If “Titus Andronicus” is one of Shakespeare’s lesser known plays, conventional wisdom says it’s because the thing is just too damned violent. The spectacle features a seemingly endless cavalcade of body parts getting chopped off, a disturbing rape scene, and a feast that culminates in the guests’ realization that the pie they’re eating is made of human flesh. It’s difficult to watch and difficult to stage, and plenty of criticism has been lobbed over the years at a piece of work that many detractors consider the Bard’s crudest effort, perhaps because it’s also one of his earliest. But with broadly grinning gusto for the challenge to get audiences to appreciate this black sheep of the Shakespearean canon, director Charles Newell sees the play as having an intensely relevant social value–not despite its appallingly violent content, but because of it.
In his upcoming adaptation for Court Theatre, where he has also been the Artistic Director since 1994, Newell situates the play in the setting of a modern-day dinner being held in honor of new initiates in a powerful secret society. It’s the kind of group that’s as covertly influential as it is elite, full of people that will be “not presidents,” Newell explains, “but the people who determine who gets to be president.” During the event, the initiates are given scripts and asked to do a spontaneous performance of “Titus Andronicus,” with the implicit understanding that their role-playing will be evaluated and will likely have real social import in their lives.
When the newly appointed players begin their impromptu spectacle, they treat it lightly; one actor rubs fruit on his stomach in a ridiculous representation of a stab wound. But as they continue, the line between the simulation of violence and actual violence becomes frighteningly blurry, and is finally immolated when a sexual assault occurs not against Shakespeare’s Lavinia, but against the character playing her at the party. The modern-day characters begin to mold uncomfortably into the roles they’ve been thrust into, and acts of violence that once seemed like harmless masquerade become disturbingly real.

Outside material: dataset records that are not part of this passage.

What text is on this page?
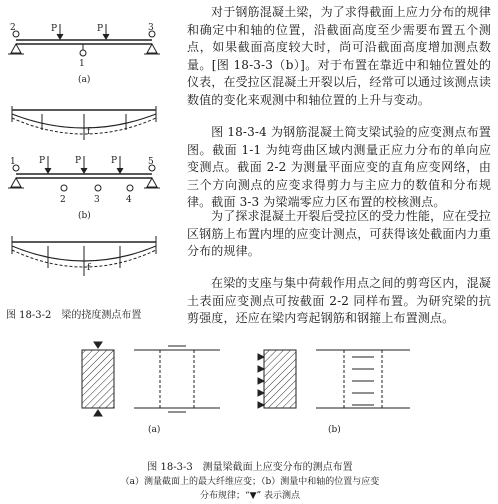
对于钢筋混凝土梁，为了求得截面上应力分布的规律和确定中和轴的位置，沿截面高度至少需要布置五个测点，如果截面高度较大时，尚可沿截面高度增加测点数量。[图 18-3-3（b）]。对于布置在靠近中和轴位置处的仪表，在受拉区混凝土开裂以后，经常可以通过该测点读数值的变化来观测中和轴位置的上升与变动。
图 18-3-4 为钢筋混凝土简支梁试验的应变测点布置图。截面 1-1 为纯弯曲区域内测量正应力分布的单向应变测点。截面 2-2 为测量平面应变的直角应变网络，由三个方向测点的应变求得剪力与主应力的数值和分布规律。截面 3-3 为梁端零应力区布置的校核测点。
为了探求混凝土开裂后受拉区的受力性能，应在受拉区钢筋上布置内埋的应变计测点，可获得该处截面内力重分布的规律。
在梁的支座与集中荷载作用点之间的剪弯区内，混凝土表面应变测点可按截面 2-2 同样布置。为研究梁的抗剪强度，还应在梁内弯起钢筋和钢箍上布置测点。
P	P
2
1
3
(a)
f
P	P	P
1
2	3	4
5
(b)
f
图 18-3-2　梁的挠度测点布置
(a)	(b)
图 18-3-3　测量梁截面上应变分布的测点布置
（a）测量截面上的最大纤维应变；（b）测量中和轴的位置与应变
分布规律；“▼” 表示测点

Suddenly, each individual must confront the implications of his or her role in an uncomfortable examination of the relationship between what we do and who we are. We all know people in our lives who draw a casual border between the way they behave and the actual spiritual content beneath the veneer–like the guy who just thinks it’s funny to act like an asshole, but assures you that he’s “a good person deep down.” But in the end, can there really be a distinction between our performance in the eyes of others and the “true” character we’d like to believe resides beneath the surface? The audience will have to ask this of itself as each character ends the play having had to confront, as Newell describes it, “their most bestial selves, their worst selves.”
In the process, the director hopes audiences will see the price we all pay for the perpetual traps of aggression and vengeance he sees plaguing our lives. “It seems like we’re caught incessantly in these cycles of violence,” he says, “that we can’t get out of. ‘I, as an Israeli, have to kill the Palestinian because he killed me; I, the Palestinian have to kill the Israeli because he killed me; I am in a red state; I am in a blue state.’ And we don’t ever connect. How do we break that? We are stuck in violence, not just physical violence, but economic, racial, sexual, and political violence.” As Newell sees it, “Titus” is not simply a brutal collection of shocking acts, but “a human event,” with real costs “to our soul, to our emotional life, to our connection, to our betterment. How do we get out of it?” he asks. I’m hoping that through Shakespeare’s play, we’ll open the door to that question.”